The Regulations also provide for the participation of employees in circumstances where employees are involved in the management of the converting, merging or dividing companies which will require careful case-by-case analysis and advice. For more information and advice on this aspect of the Regulations, contact a member of our Corporate Governance or Employment team.

Conclusion

The Regulations provide increased flexibility for Irish companies seeking to restructure on a cross-border basis with the option now available to convert and divide into companies based in other EEA countries. In addition, the processes around cross-border mergers have been simplified in some significant ways, for example, shares are no longer required to be issued in mergers by acquisition in certain circumstances.

Care will need to be taken with planning these transactions and ensuring the timelines are followed.
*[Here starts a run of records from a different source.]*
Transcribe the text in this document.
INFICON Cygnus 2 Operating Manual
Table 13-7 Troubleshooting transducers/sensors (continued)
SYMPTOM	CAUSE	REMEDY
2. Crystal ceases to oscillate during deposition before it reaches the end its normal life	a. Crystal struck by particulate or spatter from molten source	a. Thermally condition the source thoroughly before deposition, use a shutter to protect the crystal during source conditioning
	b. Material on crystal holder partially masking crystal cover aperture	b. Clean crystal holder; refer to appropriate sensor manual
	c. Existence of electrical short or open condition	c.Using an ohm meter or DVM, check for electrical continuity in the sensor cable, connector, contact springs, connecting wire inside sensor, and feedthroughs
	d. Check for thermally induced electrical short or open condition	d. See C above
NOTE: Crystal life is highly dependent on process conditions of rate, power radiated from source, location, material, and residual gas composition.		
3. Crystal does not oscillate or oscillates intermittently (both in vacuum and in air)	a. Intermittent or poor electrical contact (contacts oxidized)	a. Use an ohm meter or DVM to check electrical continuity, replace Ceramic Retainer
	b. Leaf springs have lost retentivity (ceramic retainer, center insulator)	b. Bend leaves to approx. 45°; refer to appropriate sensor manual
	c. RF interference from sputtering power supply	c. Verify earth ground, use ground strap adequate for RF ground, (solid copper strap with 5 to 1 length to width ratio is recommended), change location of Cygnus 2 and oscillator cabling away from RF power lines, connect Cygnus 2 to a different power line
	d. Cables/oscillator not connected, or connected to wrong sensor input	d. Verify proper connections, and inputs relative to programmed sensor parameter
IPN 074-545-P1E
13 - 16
Extensive due diligence by any company looking to convert, merge or divide cross-border will also be needed to optimize the cross-border operation for the company and/or its group. It will also be important to consider the tax implications of any cross-border operations.

The Regulations also provide for online court applications which, if enabled by updated court rules, may help to accelerate processes in the future. It should be noted that while the online court applications envisaged in the Regulations are not possible in Ireland yet, the prevalence of online hearings continues to grow following their widespread introduction during the COVID-19 pandemic which offers greater flexibility for hearings to take place in-person, via online video link or a hybrid of both which is particularly useful if an applicant wishes to attend an in-person hearing remotely from another jurisdiction.

For more information and expert advice on cross-border operations, contact a member of our Corporate Governance team.


[1] European Union (Cross-Border Conversions, Mergers and Divisions) Regulations 2023, SI No. 233 of 2023.

[2] Directive (EU) 2019/2121 of the European Parliament and of the Council of 27 November 2019 amending Directive (EU) 2017/1132 as regards cross-border conversions, mergers and divisions.